The other seven dwarfs are essentially crumbs left over from the galactic mergers that made up the Milky Way about a billion years ago, Zucker explained. All of their stars are relatively old.
But the eighth dwarf, named Leo T, has formed new stars in the past few million years—very recently in cosmological terms.
In addition, Leo T contains large pockets of gas, giving it the potential to still form stars.
"This is basically the smallest, faintest, star-forming galaxy known by orders of magnitude," Zucker said.
Structure of the Universe
According to theoretical models, however, many more galaxies resembling Leo T may exist in the galactic neighborhood.
"Is this the tip of an iceberg?" Zucker asked.
The first of the faint new dwarfs came as a surprise, he noted, but it was soon proved to be one of many, perhaps dozens.

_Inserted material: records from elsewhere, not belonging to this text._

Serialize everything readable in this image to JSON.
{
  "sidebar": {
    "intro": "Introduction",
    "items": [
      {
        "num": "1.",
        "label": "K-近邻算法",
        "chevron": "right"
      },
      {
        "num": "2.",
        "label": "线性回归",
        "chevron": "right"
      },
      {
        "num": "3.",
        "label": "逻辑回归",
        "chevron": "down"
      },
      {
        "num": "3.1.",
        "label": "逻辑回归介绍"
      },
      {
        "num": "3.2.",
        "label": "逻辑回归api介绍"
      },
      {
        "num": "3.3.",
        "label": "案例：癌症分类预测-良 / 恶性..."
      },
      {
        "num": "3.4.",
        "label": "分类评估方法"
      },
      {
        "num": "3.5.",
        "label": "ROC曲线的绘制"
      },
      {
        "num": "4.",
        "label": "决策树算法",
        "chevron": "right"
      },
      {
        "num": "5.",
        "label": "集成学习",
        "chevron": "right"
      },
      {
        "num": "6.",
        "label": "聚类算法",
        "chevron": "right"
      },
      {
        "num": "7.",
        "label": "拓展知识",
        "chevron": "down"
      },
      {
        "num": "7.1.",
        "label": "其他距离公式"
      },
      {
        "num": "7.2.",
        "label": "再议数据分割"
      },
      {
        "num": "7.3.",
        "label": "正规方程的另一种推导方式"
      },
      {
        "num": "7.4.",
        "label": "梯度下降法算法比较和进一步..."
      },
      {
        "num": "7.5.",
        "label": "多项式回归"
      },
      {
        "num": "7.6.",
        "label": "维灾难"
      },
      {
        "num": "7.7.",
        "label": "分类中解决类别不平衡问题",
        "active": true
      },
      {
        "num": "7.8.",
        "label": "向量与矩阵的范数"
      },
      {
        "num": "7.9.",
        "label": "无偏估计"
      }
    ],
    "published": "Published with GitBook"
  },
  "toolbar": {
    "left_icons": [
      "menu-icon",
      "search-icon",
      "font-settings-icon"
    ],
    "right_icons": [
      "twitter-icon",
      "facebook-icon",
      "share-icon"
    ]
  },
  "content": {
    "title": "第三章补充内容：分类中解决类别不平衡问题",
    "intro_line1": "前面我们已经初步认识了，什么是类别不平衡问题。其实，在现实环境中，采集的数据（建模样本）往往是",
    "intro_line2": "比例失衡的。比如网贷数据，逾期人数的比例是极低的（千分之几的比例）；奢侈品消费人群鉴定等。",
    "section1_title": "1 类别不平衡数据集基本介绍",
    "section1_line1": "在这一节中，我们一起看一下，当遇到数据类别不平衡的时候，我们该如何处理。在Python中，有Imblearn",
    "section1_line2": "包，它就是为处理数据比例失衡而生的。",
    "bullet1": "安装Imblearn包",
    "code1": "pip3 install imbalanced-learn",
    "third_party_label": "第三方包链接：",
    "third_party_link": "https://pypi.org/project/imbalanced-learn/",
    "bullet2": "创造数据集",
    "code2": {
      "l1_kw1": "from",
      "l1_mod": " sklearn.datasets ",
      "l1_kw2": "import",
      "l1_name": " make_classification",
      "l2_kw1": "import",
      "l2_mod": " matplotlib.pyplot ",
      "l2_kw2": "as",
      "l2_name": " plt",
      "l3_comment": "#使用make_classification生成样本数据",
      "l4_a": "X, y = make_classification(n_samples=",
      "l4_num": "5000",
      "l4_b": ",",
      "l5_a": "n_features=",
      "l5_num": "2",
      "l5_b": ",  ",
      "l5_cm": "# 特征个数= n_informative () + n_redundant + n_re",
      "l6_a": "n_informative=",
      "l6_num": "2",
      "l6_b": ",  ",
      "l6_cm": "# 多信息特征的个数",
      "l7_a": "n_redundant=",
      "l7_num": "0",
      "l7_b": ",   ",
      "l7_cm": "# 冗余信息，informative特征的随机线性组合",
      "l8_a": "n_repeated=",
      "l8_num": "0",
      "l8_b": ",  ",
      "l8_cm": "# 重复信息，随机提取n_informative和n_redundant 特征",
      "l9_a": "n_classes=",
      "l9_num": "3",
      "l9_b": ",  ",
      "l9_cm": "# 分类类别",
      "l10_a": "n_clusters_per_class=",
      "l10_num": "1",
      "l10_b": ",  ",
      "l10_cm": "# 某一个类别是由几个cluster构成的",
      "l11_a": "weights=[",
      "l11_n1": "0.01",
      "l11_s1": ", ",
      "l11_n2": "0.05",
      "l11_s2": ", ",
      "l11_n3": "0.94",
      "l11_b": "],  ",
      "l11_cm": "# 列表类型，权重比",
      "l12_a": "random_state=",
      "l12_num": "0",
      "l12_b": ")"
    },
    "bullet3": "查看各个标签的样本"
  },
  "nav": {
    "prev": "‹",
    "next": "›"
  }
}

Additional dwarf galaxy finds could help scientists unravel the mystery of dark matter, a theoretical form of matter that does not give off or reflect light yet accounts for the vast majority of mass in the universe. (Related: "Dark Matter Mapped in 3-D, Scientists Report" [January 8, 2007].)
Nitya Kallivayalil, an astronomer at the Harvard-Smithsonian Center for Astrophysics in Cambridge, Massachusetts, presented separate findings on the velocity of the Large and Small Magellanic Clouds at the AAS meeting.
The clouds are two of the Milky Way's closest—and previously known—dwarf galactic neighbors.
Commenting on the significance of both studies, she said: "Dwarf galaxies might really be the keys to understanding how structure forms in the universe."